Benjamin wird sowohl von dem Tenor Jean-Noël Briend als auch dem Schauspieler Sava Lolov verkörpert. Beiden gelingt mit ihren jeweiligen Mitteln eine gleichwertige stimmliche wie darstellerische Identifikation. Michaela Kušteková, Michaela Selinger, Scott Wilde und Jeff Martin stehen für die Leistungskraft und die Aufgeschlossenheit des Ensembles der Oper Lyon gegenüber wagemutigen Projekten.
Der in zeitgenössischer Musik bestens bewanderte Bernhard Kontarsky strukturiert und koordiniert den großen, mit viel, teils exotischem Schlagwerk angereicherten Orchesterapparat. Dabei kann er auf die engagiert mitgehenden Instrumentalisten der Oper Lyon bauen, die seine Vorstellungen suggestiv umsetzen. Der von Philip White einstudierte, stark geforderte Chor singt nicht nur klangschön und eloquent, sondern setzt auch die Choreografie von Maxine Braham in präzisen Bewegungen um.

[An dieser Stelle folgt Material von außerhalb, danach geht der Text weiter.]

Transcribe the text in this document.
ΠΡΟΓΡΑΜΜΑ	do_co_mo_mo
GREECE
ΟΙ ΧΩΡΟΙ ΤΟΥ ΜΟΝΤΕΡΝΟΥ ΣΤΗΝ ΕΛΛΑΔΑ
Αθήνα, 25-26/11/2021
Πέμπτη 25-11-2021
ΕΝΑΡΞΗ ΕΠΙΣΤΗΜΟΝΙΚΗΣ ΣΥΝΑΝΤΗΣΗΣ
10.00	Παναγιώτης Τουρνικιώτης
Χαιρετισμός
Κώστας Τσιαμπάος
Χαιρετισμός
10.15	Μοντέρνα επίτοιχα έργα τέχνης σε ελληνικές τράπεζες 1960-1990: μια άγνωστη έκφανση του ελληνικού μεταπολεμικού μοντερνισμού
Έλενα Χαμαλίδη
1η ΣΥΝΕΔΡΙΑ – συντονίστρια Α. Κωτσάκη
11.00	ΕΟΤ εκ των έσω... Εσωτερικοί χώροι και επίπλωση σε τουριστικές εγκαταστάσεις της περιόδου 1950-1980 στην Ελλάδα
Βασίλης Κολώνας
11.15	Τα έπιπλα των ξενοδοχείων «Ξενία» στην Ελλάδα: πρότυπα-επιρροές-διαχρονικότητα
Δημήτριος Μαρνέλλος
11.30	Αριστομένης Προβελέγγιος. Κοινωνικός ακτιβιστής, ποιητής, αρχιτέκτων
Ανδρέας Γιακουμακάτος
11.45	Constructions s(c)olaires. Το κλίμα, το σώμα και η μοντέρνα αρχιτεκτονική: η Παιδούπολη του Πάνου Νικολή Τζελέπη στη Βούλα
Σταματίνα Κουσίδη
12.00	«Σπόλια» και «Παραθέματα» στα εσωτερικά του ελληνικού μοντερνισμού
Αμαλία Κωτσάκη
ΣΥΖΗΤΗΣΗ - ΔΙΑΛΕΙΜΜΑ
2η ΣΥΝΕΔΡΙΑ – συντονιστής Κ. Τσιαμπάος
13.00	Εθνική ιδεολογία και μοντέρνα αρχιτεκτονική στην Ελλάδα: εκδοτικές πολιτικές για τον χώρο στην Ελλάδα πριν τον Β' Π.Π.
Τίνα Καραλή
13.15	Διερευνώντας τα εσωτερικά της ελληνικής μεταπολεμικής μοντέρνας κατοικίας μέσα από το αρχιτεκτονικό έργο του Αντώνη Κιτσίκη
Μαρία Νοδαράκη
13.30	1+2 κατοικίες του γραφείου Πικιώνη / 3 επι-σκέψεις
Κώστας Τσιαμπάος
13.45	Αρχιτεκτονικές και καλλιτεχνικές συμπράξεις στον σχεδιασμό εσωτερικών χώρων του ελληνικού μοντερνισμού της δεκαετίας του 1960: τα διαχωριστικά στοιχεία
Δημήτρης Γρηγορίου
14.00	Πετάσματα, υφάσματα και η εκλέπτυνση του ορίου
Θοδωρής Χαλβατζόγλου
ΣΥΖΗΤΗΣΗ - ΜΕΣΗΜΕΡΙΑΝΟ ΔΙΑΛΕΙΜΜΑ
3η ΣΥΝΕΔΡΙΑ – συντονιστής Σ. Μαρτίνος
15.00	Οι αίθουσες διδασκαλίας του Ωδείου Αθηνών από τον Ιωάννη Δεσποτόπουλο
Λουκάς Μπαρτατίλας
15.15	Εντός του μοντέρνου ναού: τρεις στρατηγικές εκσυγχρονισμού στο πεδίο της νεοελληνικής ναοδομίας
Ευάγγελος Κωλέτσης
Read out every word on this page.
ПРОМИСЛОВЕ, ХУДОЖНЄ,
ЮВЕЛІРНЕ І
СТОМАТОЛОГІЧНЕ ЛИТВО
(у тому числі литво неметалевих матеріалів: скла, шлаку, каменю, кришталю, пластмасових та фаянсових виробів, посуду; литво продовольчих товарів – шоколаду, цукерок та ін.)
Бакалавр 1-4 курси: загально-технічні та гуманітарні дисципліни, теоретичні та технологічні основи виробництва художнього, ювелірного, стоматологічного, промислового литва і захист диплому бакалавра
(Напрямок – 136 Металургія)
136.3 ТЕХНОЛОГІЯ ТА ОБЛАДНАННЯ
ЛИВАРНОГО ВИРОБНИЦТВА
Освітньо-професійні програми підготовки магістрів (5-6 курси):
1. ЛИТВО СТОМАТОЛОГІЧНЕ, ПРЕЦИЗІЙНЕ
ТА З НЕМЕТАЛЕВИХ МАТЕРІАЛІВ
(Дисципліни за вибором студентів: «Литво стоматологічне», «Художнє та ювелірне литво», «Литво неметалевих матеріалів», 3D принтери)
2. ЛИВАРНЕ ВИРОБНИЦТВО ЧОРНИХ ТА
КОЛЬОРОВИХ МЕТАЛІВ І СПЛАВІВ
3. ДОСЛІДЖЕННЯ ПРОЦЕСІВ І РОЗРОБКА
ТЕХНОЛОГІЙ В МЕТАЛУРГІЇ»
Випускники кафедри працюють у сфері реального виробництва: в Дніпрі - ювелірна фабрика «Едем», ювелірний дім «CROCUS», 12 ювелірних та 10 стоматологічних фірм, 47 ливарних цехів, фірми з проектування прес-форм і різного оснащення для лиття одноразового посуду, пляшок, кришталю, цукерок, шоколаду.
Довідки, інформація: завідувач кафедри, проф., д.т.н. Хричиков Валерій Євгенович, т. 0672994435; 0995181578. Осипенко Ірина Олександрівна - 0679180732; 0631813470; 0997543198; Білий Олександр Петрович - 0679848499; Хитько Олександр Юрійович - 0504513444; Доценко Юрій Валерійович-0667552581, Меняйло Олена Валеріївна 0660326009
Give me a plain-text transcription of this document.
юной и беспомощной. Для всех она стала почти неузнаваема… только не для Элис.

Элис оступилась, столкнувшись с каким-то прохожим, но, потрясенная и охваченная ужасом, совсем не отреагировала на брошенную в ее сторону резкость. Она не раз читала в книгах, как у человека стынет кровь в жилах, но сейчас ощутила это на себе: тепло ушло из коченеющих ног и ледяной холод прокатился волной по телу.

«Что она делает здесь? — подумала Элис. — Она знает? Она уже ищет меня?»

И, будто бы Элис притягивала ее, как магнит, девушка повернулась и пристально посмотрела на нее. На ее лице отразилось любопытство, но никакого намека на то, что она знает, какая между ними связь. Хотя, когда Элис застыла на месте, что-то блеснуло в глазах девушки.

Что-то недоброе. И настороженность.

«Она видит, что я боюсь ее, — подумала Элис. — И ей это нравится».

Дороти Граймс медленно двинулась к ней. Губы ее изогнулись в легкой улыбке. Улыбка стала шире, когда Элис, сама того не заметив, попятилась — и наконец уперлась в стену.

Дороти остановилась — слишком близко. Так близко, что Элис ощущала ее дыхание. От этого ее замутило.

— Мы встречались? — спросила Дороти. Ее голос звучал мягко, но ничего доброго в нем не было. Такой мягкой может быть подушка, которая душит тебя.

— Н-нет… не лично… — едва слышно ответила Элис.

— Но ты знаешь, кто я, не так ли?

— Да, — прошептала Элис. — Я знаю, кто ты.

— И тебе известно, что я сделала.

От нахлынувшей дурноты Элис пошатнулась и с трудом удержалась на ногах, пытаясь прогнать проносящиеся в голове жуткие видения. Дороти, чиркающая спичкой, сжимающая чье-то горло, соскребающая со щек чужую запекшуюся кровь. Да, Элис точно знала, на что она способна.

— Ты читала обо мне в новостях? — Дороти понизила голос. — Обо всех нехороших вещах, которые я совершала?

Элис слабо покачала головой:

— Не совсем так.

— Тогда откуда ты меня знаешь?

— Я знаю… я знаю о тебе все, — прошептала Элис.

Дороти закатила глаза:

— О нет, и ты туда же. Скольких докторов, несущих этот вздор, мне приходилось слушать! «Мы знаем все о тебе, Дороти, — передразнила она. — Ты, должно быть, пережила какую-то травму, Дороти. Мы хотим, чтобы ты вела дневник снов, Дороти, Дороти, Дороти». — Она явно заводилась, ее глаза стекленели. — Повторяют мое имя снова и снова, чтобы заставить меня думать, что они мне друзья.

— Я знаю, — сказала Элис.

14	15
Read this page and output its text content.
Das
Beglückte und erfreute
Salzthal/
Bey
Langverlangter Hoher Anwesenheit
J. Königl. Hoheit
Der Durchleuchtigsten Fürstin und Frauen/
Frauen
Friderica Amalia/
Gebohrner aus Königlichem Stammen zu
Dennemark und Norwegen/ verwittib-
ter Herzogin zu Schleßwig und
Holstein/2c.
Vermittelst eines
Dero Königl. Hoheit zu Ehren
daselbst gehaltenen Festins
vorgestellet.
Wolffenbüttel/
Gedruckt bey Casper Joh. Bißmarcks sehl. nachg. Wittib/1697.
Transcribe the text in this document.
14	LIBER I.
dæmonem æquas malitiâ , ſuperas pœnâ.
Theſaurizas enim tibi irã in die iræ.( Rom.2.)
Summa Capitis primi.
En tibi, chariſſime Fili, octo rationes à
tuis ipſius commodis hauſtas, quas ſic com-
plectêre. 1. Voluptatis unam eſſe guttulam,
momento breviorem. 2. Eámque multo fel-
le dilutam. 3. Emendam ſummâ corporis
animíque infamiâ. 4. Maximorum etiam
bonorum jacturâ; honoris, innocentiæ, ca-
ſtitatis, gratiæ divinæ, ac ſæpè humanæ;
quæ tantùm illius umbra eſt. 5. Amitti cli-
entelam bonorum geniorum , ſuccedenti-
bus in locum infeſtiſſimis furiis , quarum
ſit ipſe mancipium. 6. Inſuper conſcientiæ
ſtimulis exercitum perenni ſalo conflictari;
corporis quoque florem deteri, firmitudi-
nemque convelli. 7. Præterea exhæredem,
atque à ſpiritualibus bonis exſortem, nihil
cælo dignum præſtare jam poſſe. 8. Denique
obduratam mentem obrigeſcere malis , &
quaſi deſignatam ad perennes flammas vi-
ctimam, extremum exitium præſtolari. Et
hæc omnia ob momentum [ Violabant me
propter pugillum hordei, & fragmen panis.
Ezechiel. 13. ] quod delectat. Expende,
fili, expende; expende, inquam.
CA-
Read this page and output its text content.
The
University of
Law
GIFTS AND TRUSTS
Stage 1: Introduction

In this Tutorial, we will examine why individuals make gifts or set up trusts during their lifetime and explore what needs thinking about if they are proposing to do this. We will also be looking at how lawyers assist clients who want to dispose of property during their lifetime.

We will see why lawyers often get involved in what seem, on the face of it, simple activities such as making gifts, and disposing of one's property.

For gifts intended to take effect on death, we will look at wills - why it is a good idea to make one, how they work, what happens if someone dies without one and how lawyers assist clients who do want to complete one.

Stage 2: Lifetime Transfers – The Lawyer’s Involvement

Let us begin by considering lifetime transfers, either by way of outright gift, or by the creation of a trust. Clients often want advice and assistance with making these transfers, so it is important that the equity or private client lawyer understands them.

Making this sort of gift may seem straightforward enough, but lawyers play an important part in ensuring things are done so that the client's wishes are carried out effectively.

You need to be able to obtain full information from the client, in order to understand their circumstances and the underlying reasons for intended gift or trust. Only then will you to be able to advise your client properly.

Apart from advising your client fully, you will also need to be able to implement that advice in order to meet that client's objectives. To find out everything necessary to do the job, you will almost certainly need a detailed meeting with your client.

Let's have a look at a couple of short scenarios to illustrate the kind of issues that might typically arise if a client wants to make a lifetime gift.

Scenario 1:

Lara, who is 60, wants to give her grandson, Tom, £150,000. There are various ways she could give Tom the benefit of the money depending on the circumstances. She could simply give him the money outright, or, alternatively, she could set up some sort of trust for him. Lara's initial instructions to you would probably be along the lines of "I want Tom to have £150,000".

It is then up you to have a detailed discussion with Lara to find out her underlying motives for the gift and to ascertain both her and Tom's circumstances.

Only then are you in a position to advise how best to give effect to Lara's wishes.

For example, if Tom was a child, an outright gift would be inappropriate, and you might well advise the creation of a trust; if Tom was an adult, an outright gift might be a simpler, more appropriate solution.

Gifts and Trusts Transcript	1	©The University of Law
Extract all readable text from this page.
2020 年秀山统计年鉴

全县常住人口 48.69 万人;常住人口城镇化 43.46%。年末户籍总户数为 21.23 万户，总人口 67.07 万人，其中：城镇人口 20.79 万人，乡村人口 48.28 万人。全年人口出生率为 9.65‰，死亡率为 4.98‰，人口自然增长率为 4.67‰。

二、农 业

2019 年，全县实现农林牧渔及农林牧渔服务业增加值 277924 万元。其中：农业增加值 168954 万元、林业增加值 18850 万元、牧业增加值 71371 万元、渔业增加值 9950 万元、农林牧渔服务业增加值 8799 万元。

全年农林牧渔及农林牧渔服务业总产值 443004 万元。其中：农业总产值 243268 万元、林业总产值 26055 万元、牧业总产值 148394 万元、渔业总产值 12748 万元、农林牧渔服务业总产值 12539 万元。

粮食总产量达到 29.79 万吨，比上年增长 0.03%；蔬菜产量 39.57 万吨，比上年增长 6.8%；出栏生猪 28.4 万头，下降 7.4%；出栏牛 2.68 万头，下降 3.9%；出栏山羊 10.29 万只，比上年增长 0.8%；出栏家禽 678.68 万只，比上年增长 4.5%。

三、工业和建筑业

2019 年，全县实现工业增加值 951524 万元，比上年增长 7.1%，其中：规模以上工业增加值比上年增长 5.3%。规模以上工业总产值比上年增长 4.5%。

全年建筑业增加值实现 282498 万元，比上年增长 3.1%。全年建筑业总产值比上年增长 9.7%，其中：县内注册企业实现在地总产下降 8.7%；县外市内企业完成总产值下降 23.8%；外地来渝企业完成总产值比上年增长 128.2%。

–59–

Heftiger, wenn auch nur kurzer Applaus für ein Gesamtkunstwerk. Im umfangreichen, sehr informativen Programmbuch kann man den Abend Revue passieren lassen. Allerdings nur diejenigen, die des Französischen mächtig sind. Für eine zumindest teilweise englische Übersetzung wäre das internationale Opernpublikum bestimmt dankbar.